Doch woher kommt der unterschiedliche Umgang mit religiöser Bekleidung? Ein Grund dürfte auch die uneinheitliche Rechtsprechung sein. Mehrfach schon haben sich deutsche Gerichte mit dem Kopftuch am Arbeitsplatz auseinandergesetzt – und unterschiedlich geurteilt. So hat das Bundesverfassungsgericht 2015 entschieden, dass ein generelles Kopftuchverbot für Lehrerinnen nicht mit der Religionsfreiheit vereinbar sei. Dazu müssten Lehrerinnen an öffentlichen Schulen ein konkretes Risiko für den Schulfrieden darstellen. Die Beweislast liegt also beim Arbeitgeber. Das Berliner Arbeitsgericht hat hingegen im Mai bekräftigt, dass eine muslimische Lehrerin nicht mit Kopftuch an einer Grundschule unterrichten darf. Das in der Hauptstadt geltende Neutralitätsgesetz verbiete es Angestellten im öffentlichen Dienst, während der Arbeit religiöse Kleidungsstücke zu tragen. Es gelte auch für Lehrer, Polizisten und Justizbeamte.
Was im öffentlichen Dienst verboten sein kann, muss aber nicht auf die Privatwirtschaft zutreffen. So muss die Drogeriekette Müller einer Verkäuferin erlauben, ein Kopftuch zu tragen. Das hat das Landesarbeitsgesetz Nürnberg im April festgelegt. Ihr Arbeitgeber hatte sich bei seinem Verbot auf betriebliche Richtlinien zur Neutralität berufen. Der Europäische Gerichtshof hat hingegen eine andere Ansicht. Er hat Anfang 2017 entschieden, dass betriebsinterne Verbote religiöser oder weltanschaulicher Kleidung nicht zwingend Diskriminierung sind.

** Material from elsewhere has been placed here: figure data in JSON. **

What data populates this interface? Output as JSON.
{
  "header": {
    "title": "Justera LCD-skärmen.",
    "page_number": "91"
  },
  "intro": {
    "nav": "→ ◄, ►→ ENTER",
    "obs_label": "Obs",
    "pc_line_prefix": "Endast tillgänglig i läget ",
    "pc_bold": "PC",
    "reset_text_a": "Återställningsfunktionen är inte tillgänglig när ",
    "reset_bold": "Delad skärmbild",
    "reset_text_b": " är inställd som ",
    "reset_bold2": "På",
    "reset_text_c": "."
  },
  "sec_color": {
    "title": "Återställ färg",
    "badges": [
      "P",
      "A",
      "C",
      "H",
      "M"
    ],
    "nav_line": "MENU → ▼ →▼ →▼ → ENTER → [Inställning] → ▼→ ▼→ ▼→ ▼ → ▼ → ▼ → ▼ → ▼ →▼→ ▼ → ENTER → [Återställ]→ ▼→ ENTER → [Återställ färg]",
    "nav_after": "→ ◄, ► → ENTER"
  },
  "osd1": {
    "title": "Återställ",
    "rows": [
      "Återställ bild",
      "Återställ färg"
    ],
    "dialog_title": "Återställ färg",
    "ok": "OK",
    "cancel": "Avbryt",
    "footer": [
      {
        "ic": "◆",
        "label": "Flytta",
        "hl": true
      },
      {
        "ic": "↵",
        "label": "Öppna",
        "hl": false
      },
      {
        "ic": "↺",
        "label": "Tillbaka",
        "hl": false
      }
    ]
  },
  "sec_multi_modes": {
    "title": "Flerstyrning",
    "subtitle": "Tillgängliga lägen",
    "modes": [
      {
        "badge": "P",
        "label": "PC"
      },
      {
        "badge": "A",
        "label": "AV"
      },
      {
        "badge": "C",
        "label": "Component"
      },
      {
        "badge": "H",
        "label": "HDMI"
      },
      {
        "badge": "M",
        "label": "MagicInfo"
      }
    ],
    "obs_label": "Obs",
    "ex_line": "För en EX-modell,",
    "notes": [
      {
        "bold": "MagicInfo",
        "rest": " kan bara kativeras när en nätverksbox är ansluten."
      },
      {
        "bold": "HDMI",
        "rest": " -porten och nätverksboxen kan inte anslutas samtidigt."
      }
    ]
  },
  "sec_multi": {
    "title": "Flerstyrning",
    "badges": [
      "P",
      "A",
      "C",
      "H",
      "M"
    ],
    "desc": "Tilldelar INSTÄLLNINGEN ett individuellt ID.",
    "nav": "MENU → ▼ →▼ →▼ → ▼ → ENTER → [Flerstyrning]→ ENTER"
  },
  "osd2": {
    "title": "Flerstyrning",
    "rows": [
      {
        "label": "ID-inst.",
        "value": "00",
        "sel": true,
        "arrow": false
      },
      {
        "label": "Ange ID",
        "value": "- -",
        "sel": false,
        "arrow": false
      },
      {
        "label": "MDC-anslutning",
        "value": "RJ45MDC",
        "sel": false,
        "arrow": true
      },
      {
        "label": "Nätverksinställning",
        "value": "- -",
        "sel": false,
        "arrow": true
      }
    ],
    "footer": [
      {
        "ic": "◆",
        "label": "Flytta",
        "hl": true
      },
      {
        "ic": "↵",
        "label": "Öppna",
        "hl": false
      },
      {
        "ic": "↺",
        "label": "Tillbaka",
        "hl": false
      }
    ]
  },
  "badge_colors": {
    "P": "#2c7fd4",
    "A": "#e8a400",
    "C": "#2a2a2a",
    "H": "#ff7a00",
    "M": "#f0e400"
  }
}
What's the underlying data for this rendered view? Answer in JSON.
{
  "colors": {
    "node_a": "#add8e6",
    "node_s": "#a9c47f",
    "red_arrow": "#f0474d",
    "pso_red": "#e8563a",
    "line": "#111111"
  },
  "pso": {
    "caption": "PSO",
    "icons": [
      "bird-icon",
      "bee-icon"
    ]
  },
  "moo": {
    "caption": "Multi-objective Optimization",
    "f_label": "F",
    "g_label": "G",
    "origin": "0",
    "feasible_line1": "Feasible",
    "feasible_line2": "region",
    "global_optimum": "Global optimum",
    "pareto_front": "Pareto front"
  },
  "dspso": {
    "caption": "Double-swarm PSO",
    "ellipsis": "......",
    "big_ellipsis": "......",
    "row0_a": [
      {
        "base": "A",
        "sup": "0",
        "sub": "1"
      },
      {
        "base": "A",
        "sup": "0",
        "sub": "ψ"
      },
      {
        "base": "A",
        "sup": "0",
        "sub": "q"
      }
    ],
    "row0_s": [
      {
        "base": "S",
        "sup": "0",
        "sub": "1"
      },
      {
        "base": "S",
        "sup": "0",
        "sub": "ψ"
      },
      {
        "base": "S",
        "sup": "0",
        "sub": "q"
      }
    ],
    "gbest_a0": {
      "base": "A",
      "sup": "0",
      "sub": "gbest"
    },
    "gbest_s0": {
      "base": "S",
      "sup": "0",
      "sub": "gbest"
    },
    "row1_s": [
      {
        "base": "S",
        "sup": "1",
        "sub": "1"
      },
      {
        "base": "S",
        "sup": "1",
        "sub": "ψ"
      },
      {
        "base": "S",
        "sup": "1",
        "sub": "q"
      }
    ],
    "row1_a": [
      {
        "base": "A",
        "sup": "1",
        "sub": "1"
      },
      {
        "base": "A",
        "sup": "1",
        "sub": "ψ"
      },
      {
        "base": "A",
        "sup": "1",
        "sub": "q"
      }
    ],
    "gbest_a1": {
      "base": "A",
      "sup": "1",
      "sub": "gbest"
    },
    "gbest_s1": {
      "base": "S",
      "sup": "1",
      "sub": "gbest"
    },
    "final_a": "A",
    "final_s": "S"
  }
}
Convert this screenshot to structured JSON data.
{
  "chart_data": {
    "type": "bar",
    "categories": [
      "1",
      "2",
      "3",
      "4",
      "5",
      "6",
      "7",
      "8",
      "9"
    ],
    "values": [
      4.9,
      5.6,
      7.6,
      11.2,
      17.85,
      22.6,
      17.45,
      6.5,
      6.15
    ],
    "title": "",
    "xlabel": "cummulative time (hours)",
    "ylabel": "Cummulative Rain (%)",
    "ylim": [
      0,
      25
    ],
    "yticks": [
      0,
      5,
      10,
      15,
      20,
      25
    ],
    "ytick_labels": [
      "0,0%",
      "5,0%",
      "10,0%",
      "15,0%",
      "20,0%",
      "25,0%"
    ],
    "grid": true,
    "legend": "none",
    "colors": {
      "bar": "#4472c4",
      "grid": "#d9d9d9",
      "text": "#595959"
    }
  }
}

Kopftuchverbote können also gerechtfertigt sein, müssen aber individuell abgewogen werden. Dass sich Konflikte aber nicht immer nur ums Kopftuch drehen, zeigt der Fall einer evangelischen Lehrerin aus Berlin: Im Mai 2017 ist ihr per Dienstanweisung verboten worden, ein Kreuz an einer Halskette zu tragen. Die evangelische Landeskirche machte den Fall öffentlich. Vor Gericht landete der Streit nicht, da die Lehrerin das Kreuz von sich aus ablegte. Stattdessen trug sie fortan ein anderes christliches Symbol um den Hals: einen Fisch. Bisher hat es keine Beschwerde gegeben.